Ostatni
w Portugalii, kilkudniowy przystanek, postanowiliśmy zrobić w
mieście morskim, które posiada blisko 2500 letnią historię.
Kiedyś
zwano je Lacobriga, a dzisiaj nazywa się po prostu Lagos.
Wyszukaliśmy
w Internecie camping usytuowany stosunkowo blisko linii brzegowej :)
Mogliśmy
tu spokojnie wypakować stolik, krzesła turystyczne, no i oczywiście
skuter...
...
i jeszcze tego samego dnia zrobiliśmy nim objazd po okolicy.
Widok
z okna po przebudzeniu :)
|
*****
Kościół
Matki Boskiej (port. Igreja de Santa Maria)
zbudowany w
XVI wieku, odrestaurowany w XIX wieku.
|
Potwierdziło
się to o czym przeczytałam wcześniej. Jest to bardzo ciekawe i
urokliwe miasto. Nowoczesność przeplata się tu ze starożytnością.
Wewnątrz
najcenniejsze są XVIII-wieczne drewniane figury Świętych,
w
tym patrona miasta - São Gonçalo.
|
Wewnątrz bogato
malowane sklepienie odbudowano po zniszczeniach trzęsienia ziemi w 1755 r. |
Kościół
św. Antoniego (port.

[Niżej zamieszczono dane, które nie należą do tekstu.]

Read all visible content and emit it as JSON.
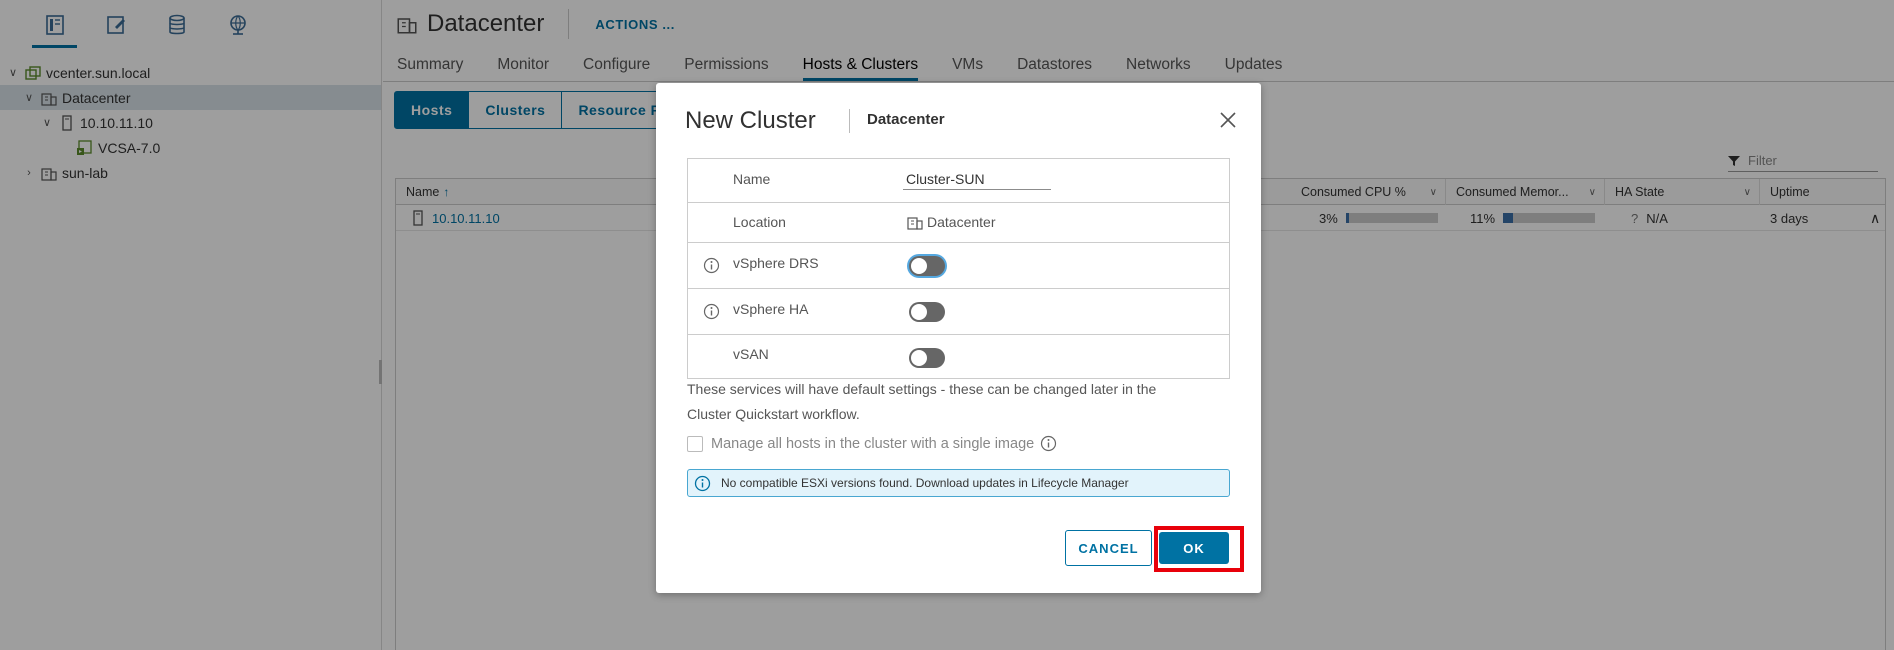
{
  "navigator": {
    "tabs": [
      "hosts-and-clusters",
      "vms-and-templates",
      "storage",
      "networking"
    ],
    "tree": [
      {
        "label": "vcenter.sun.local",
        "icon": "vcenter-icon",
        "level": 0,
        "expanded": true
      },
      {
        "label": "Datacenter",
        "icon": "datacenter-icon",
        "level": 1,
        "expanded": true,
        "selected": true
      },
      {
        "label": "10.10.11.10",
        "icon": "host-icon",
        "level": 2,
        "expanded": true
      },
      {
        "label": "VCSA-7.0",
        "icon": "vm-icon",
        "level": 3
      },
      {
        "label": "sun-lab",
        "icon": "datacenter-icon",
        "level": 1,
        "expanded": false
      }
    ]
  },
  "main": {
    "title": "Datacenter",
    "actions_label": "ACTIONS ...",
    "tabs": [
      "Summary",
      "Monitor",
      "Configure",
      "Permissions",
      "Hosts & Clusters",
      "VMs",
      "Datastores",
      "Networks",
      "Updates"
    ],
    "active_tab": "Hosts & Clusters",
    "subtabs": [
      "Hosts",
      "Clusters",
      "Resource Po"
    ],
    "filter_placeholder": "Filter",
    "grid": {
      "columns": [
        "Name",
        "Consumed CPU %",
        "Consumed Memor...",
        "HA State",
        "Uptime"
      ],
      "row": {
        "name": "10.10.11.10",
        "cpu": "3%",
        "cpu_fraction": 0.03,
        "memory": "11%",
        "memory_fraction": 0.11,
        "ha_icon": "?",
        "ha": "N/A",
        "uptime": "3 days"
      }
    }
  },
  "dialog": {
    "title": "New Cluster",
    "subtitle": "Datacenter",
    "fields": {
      "name_label": "Name",
      "name_value": "Cluster-SUN",
      "location_label": "Location",
      "location_value": "Datacenter",
      "drs_label": "vSphere DRS",
      "ha_label": "vSphere HA",
      "vsan_label": "vSAN"
    },
    "toggles": {
      "drs": false,
      "ha": false,
      "vsan": false
    },
    "note_line1": "These services will have default settings - these can be changed later in the",
    "note_line2": "Cluster Quickstart workflow.",
    "image_checkbox_label": "Manage all hosts in the cluster with a single image",
    "alert_text": "No compatible ESXi versions found. Download updates in Lifecycle Manager",
    "cancel_label": "CANCEL",
    "ok_label": "OK",
    "accent_color": "#0072a3",
    "highlight_color": "#e8000a"
  }
}
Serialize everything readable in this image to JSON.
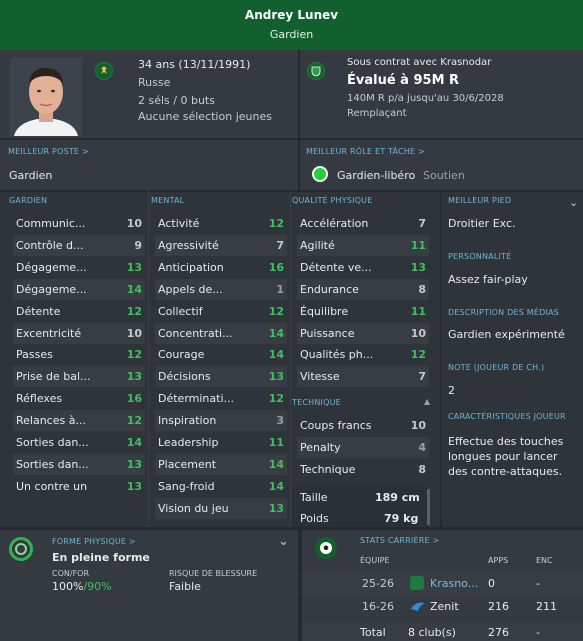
{
  "header": {
    "name": "Andrey Lunev",
    "role": "Gardien"
  },
  "profile": {
    "age": "34 ans (13/11/1991)",
    "nation": "Russe",
    "caps": "2 séls / 0 buts",
    "youth": "Aucune sélection jeunes"
  },
  "contract": {
    "status": "Sous contrat avec Krasnodar",
    "value": "Évalué à 95M R",
    "wage": "140M R p/a jusqu'au 30/6/2028",
    "squad_role": "Remplaçant"
  },
  "best_position": {
    "title": "MEILLEUR POSTE",
    "arrow": ">",
    "value": "Gardien"
  },
  "best_role": {
    "title": "MEILLEUR RÔLE ET TÂCHE",
    "arrow": ">",
    "role": "Gardien-libéro",
    "duty": "Soutien",
    "color": "#21d03a"
  },
  "goalkeeping": {
    "title": "GARDIEN",
    "items": [
      {
        "name": "Communic...",
        "value": "10"
      },
      {
        "name": "Contrôle d...",
        "value": "9"
      },
      {
        "name": "Dégageme...",
        "value": "13"
      },
      {
        "name": "Dégageme...",
        "value": "14"
      },
      {
        "name": "Détente",
        "value": "12"
      },
      {
        "name": "Excentricité",
        "value": "10"
      },
      {
        "name": "Passes",
        "value": "12"
      },
      {
        "name": "Prise de bal...",
        "value": "13"
      },
      {
        "name": "Réflexes",
        "value": "16"
      },
      {
        "name": "Relances à...",
        "value": "12"
      },
      {
        "name": "Sorties dan...",
        "value": "14"
      },
      {
        "name": "Sorties dan...",
        "value": "13"
      },
      {
        "name": "Un contre un",
        "value": "13"
      }
    ]
  },
  "mental": {
    "title": "MENTAL",
    "items": [
      {
        "name": "Activité",
        "value": "12"
      },
      {
        "name": "Agressivité",
        "value": "7"
      },
      {
        "name": "Anticipation",
        "value": "16"
      },
      {
        "name": "Appels de...",
        "value": "1"
      },
      {
        "name": "Collectif",
        "value": "12"
      },
      {
        "name": "Concentrati...",
        "value": "14"
      },
      {
        "name": "Courage",
        "value": "14"
      },
      {
        "name": "Décisions",
        "value": "13"
      },
      {
        "name": "Déterminati...",
        "value": "12"
      },
      {
        "name": "Inspiration",
        "value": "3"
      },
      {
        "name": "Leadership",
        "value": "11"
      },
      {
        "name": "Placement",
        "value": "14"
      },
      {
        "name": "Sang-froid",
        "value": "14"
      },
      {
        "name": "Vision du jeu",
        "value": "13"
      }
    ]
  },
  "physical": {
    "title": "QUALITÉ PHYSIQUE",
    "items": [
      {
        "name": "Accélération",
        "value": "7"
      },
      {
        "name": "Agilité",
        "value": "11"
      },
      {
        "name": "Détente ve...",
        "value": "13"
      },
      {
        "name": "Endurance",
        "value": "8"
      },
      {
        "name": "Équilibre",
        "value": "11"
      },
      {
        "name": "Puissance",
        "value": "10"
      },
      {
        "name": "Qualités ph...",
        "value": "12"
      },
      {
        "name": "Vitesse",
        "value": "7"
      }
    ]
  },
  "technical": {
    "title": "TECHNIQUE",
    "items": [
      {
        "name": "Coups francs",
        "value": "10"
      },
      {
        "name": "Penalty",
        "value": "4"
      },
      {
        "name": "Technique",
        "value": "8"
      }
    ]
  },
  "body": {
    "height_label": "Taille",
    "height": "189 cm",
    "weight_label": "Poids",
    "weight": "79 kg"
  },
  "right": {
    "foot_title": "MEILLEUR PIED",
    "foot": "Droitier Exc.",
    "pers_title": "PERSONNALITÉ",
    "pers": "Assez fair-play",
    "media_title": "DESCRIPTION DES MÉDIAS",
    "media": "Gardien expérimenté",
    "note_title": "NOTE (JOUEUR DE CH.)",
    "note": "2",
    "traits_title": "CARACTÉRISTIQUES JOUEUR",
    "traits": "Effectue des touches longues pour lancer des contre-attaques."
  },
  "fitness": {
    "title": "FORME PHYSIQUE",
    "arrow": ">",
    "state": "En pleine forme",
    "cond_label": "CON/FOR",
    "cond_value": "100%",
    "sharp_value": "/90%",
    "risk_label": "RISQUE DE BLESSURE",
    "risk_value": "Faible"
  },
  "career": {
    "title": "STATS CARRIÈRE",
    "arrow": ">",
    "cols": [
      "ÉQUIPE",
      "APPS",
      "ENC"
    ],
    "rows": [
      {
        "season": "25-26",
        "club": "Krasno...",
        "apps": "0",
        "conc": "-"
      },
      {
        "season": "16-26",
        "club": "Zenit",
        "apps": "216",
        "conc": "211"
      }
    ],
    "total": {
      "label": "Total",
      "clubs": "8 club(s)",
      "apps": "276",
      "conc": "-"
    }
  }
}
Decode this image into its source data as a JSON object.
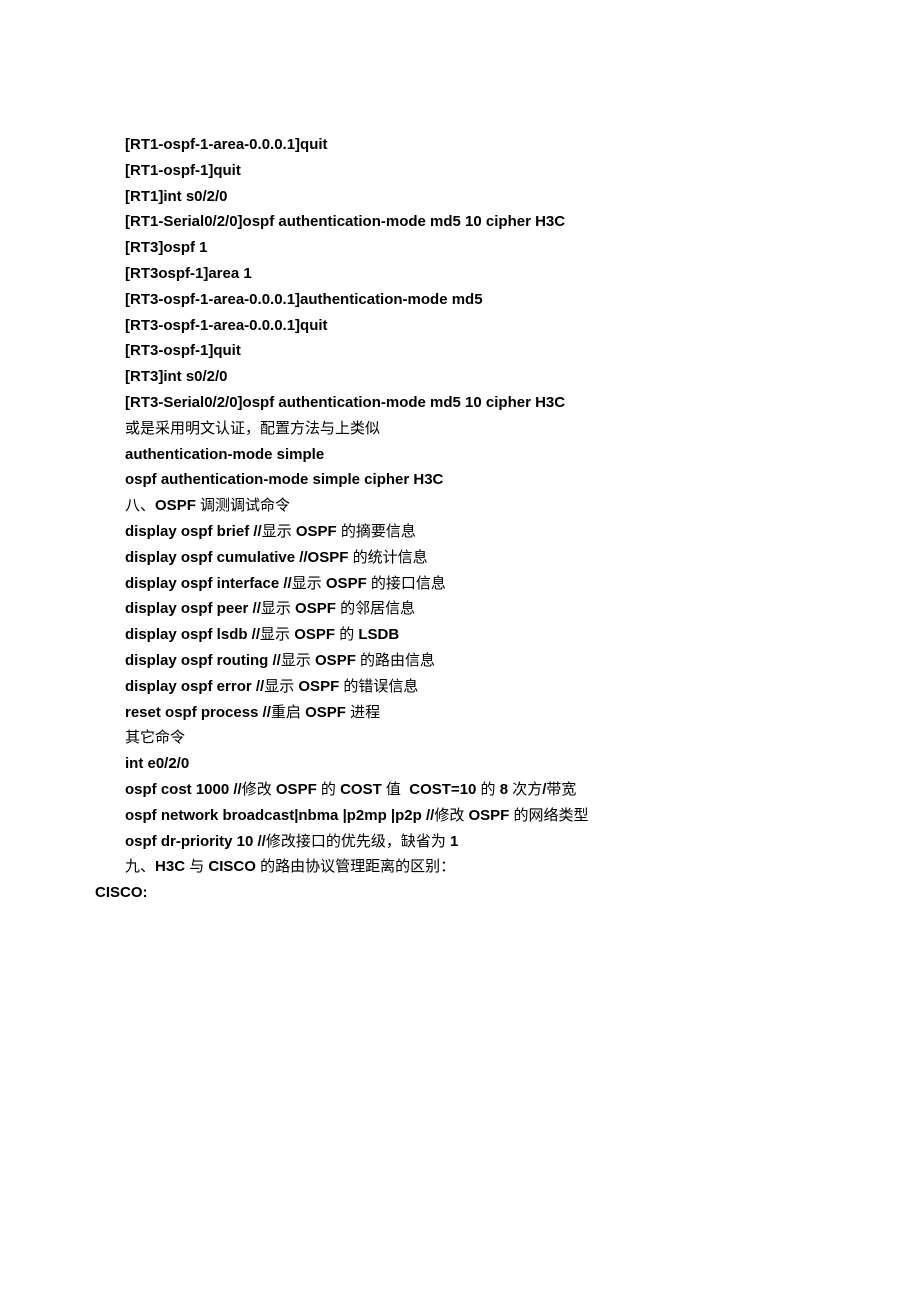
{
  "lines": [
    {
      "segments": [
        {
          "text": "[RT1-ospf-1-area-0.0.0.1]quit",
          "bold": true
        }
      ]
    },
    {
      "segments": [
        {
          "text": "[RT1-ospf-1]quit",
          "bold": true
        }
      ]
    },
    {
      "segments": [
        {
          "text": "[RT1]int s0/2/0",
          "bold": true
        }
      ]
    },
    {
      "segments": [
        {
          "text": "[RT1-Serial0/2/0]ospf authentication-mode md5 10 cipher H3C",
          "bold": true
        }
      ]
    },
    {
      "segments": [
        {
          "text": "[RT3]ospf 1",
          "bold": true
        }
      ]
    },
    {
      "segments": [
        {
          "text": "[RT3ospf-1]area 1",
          "bold": true
        }
      ]
    },
    {
      "segments": [
        {
          "text": "[RT3-ospf-1-area-0.0.0.1]authentication-mode md5",
          "bold": true
        }
      ]
    },
    {
      "segments": [
        {
          "text": "[RT3-ospf-1-area-0.0.0.1]quit",
          "bold": true
        }
      ]
    },
    {
      "segments": [
        {
          "text": "[RT3-ospf-1]quit",
          "bold": true
        }
      ]
    },
    {
      "segments": [
        {
          "text": "[RT3]int s0/2/0",
          "bold": true
        }
      ]
    },
    {
      "segments": [
        {
          "text": "[RT3-Serial0/2/0]ospf authentication-mode md5 10 cipher H3C",
          "bold": true
        }
      ]
    },
    {
      "segments": [
        {
          "text": "或是采用明文认证，配置方法与上类似",
          "bold": false
        }
      ]
    },
    {
      "segments": [
        {
          "text": "authentication-mode simple",
          "bold": true
        }
      ]
    },
    {
      "segments": [
        {
          "text": "ospf authentication-mode simple cipher H3C",
          "bold": true
        }
      ]
    },
    {
      "segments": [
        {
          "text": "八、",
          "bold": false
        },
        {
          "text": "OSPF ",
          "bold": true
        },
        {
          "text": "调测调试命令",
          "bold": false
        }
      ]
    },
    {
      "segments": [
        {
          "text": "display ospf brief //",
          "bold": true
        },
        {
          "text": "显示 ",
          "bold": false
        },
        {
          "text": "OSPF ",
          "bold": true
        },
        {
          "text": "的摘要信息",
          "bold": false
        }
      ]
    },
    {
      "segments": [
        {
          "text": "display ospf cumulative //OSPF ",
          "bold": true
        },
        {
          "text": "的统计信息",
          "bold": false
        }
      ]
    },
    {
      "segments": [
        {
          "text": "display ospf interface //",
          "bold": true
        },
        {
          "text": "显示 ",
          "bold": false
        },
        {
          "text": "OSPF ",
          "bold": true
        },
        {
          "text": "的接口信息",
          "bold": false
        }
      ]
    },
    {
      "segments": [
        {
          "text": "display ospf peer //",
          "bold": true
        },
        {
          "text": "显示 ",
          "bold": false
        },
        {
          "text": "OSPF ",
          "bold": true
        },
        {
          "text": "的邻居信息",
          "bold": false
        }
      ]
    },
    {
      "segments": [
        {
          "text": "display ospf lsdb //",
          "bold": true
        },
        {
          "text": "显示 ",
          "bold": false
        },
        {
          "text": "OSPF ",
          "bold": true
        },
        {
          "text": "的 ",
          "bold": false
        },
        {
          "text": "LSDB",
          "bold": true
        }
      ]
    },
    {
      "segments": [
        {
          "text": "display ospf routing //",
          "bold": true
        },
        {
          "text": "显示 ",
          "bold": false
        },
        {
          "text": "OSPF ",
          "bold": true
        },
        {
          "text": "的路由信息",
          "bold": false
        }
      ]
    },
    {
      "segments": [
        {
          "text": "display ospf error //",
          "bold": true
        },
        {
          "text": "显示 ",
          "bold": false
        },
        {
          "text": "OSPF ",
          "bold": true
        },
        {
          "text": "的错误信息",
          "bold": false
        }
      ]
    },
    {
      "segments": [
        {
          "text": "reset ospf process //",
          "bold": true
        },
        {
          "text": "重启 ",
          "bold": false
        },
        {
          "text": "OSPF ",
          "bold": true
        },
        {
          "text": "进程",
          "bold": false
        }
      ]
    },
    {
      "segments": [
        {
          "text": "其它命令",
          "bold": false
        }
      ]
    },
    {
      "segments": [
        {
          "text": "int e0/2/0",
          "bold": true
        }
      ]
    },
    {
      "segments": [
        {
          "text": "ospf cost 1000 //",
          "bold": true
        },
        {
          "text": "修改 ",
          "bold": false
        },
        {
          "text": "OSPF ",
          "bold": true
        },
        {
          "text": "的 ",
          "bold": false
        },
        {
          "text": "COST ",
          "bold": true
        },
        {
          "text": "值  ",
          "bold": false
        },
        {
          "text": "COST=10 ",
          "bold": true
        },
        {
          "text": "的 ",
          "bold": false
        },
        {
          "text": "8 ",
          "bold": true
        },
        {
          "text": "次方",
          "bold": false
        },
        {
          "text": "/",
          "bold": true
        },
        {
          "text": "带宽",
          "bold": false
        }
      ]
    },
    {
      "segments": [
        {
          "text": "ospf network broadcast|nbma |p2mp |p2p //",
          "bold": true
        },
        {
          "text": "修改 ",
          "bold": false
        },
        {
          "text": "OSPF ",
          "bold": true
        },
        {
          "text": "的网络类型",
          "bold": false
        }
      ]
    },
    {
      "segments": [
        {
          "text": "ospf dr-priority 10 //",
          "bold": true
        },
        {
          "text": "修改接口的优先级，缺省为 ",
          "bold": false
        },
        {
          "text": "1",
          "bold": true
        }
      ]
    },
    {
      "segments": [
        {
          "text": "九、",
          "bold": false
        },
        {
          "text": "H3C ",
          "bold": true
        },
        {
          "text": "与 ",
          "bold": false
        },
        {
          "text": "CISCO ",
          "bold": true
        },
        {
          "text": "的路由协议管理距离的区别：",
          "bold": false
        }
      ]
    },
    {
      "cls": "cisco",
      "segments": [
        {
          "text": "CISCO:",
          "bold": true
        }
      ]
    }
  ]
}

Igreja de Santo
António) z najciekawszym wnętrzem
spośród kościołów w Lagos.
*****
Jedną
z ciekawszych atrakcji historycznych miasta są dobrze zachowane, starożytne mury miejskie, które utrzymały się mimo zniszczeń
spowodowanych przez trzęsienie ziemi w 1755 r.
Ta
katastrofa zniszczyła znaczną część miasta i sprawiła, że
Lagos straciło swój status stolicy regionu Algarve na rzecz Faro.
Miejskim
murom datuje się czasy rzymskie. Dodatkowo były one wzmocnione
przez arabów i chrześcijan, a później poddane renowacji w XVI
wieku.
Tuż
u brzegów wód Oceanu Atlantyckiego dumnie prezentuje się
XVII - to wieczna forteca, do której prowadzi most zwodzony.
Forteca
zbudowana w celach obrony portu dzisiaj pełni rolę edukacyjną i
historyczną. Znajduje się w niej muzeum, które wypełnione jest
eksponatami nawiązującymi do odkryć geograficznych.
Na
przestrzeni ponad dwóch tysięcy
lat istnienia, Lagos stało się domem dla Fenicjan, Kartagińczyków,
Rzymian i Maurów. Wszystko to za sprawą lokalizacji miasta, które
było strategicznym portem - oknem na świat.
Na część Henryka Żeglarza
w
centrum miasta stoi posąg z czystego brązu.
|
To
właśnie stąd Henryk Żeglarz rozpoczął swoją wielką wyprawę i
to stąd wypłynął Vasco de Gama odkrywając Brazylię.
Wiele
rzeźb rozrzuconych po mieście pamięta historię morskich przygód.
Lagos
to brama dla pierwszych afrykańskich niewolników w średniowieczną
Europę.
Niedaleko pomnika księcia Henryka znajduje się miejsce upamiętniające pierwszy w Europie i jedyny w Portugalii targ niewolników.
Lagos
jest pełen historii, ale jest również tętniącym życiem,
ukwieconym miastem.
Idąc Aleją Odkrywców, która biegnie wzdłuż falochronu można
dojść
do bardzo nowoczesnej przystani w
Lagos.
Przystań
450+, uzyskała zarówno nagrodę Anchor Euromarina, jak i nagrodę
Blue Flag. Można wstąpić tu do sklepów, barów i restauracji i podziwiać zacumowane łodzie.
Przez lata skały podmywane falami oceanu zmieniały się
w malownicze kamienne łuki i tunele, które oddzielają wiele małych
zatoczek, wszystkie z czystą, błękitną wodą.
Klify
na zachodnim skraju Lagos tworzą fantastyczne formacje skalne. Można je podziwiać z góry, jednak najlepszym sposobem,
aby docenić ich piękno jest podpłynięcie do nich na łódce.
...
można też zejść w dół, po przygotowanych specjalnie dla
turystów schodach...
Zaskoczyły
i zauroczyły mnie kapliczki, które chrześcijanie ustawili wzdłuż
wybrzeża - na pamiątkę Drogi Krzyżowej samego Chrystusa Pana.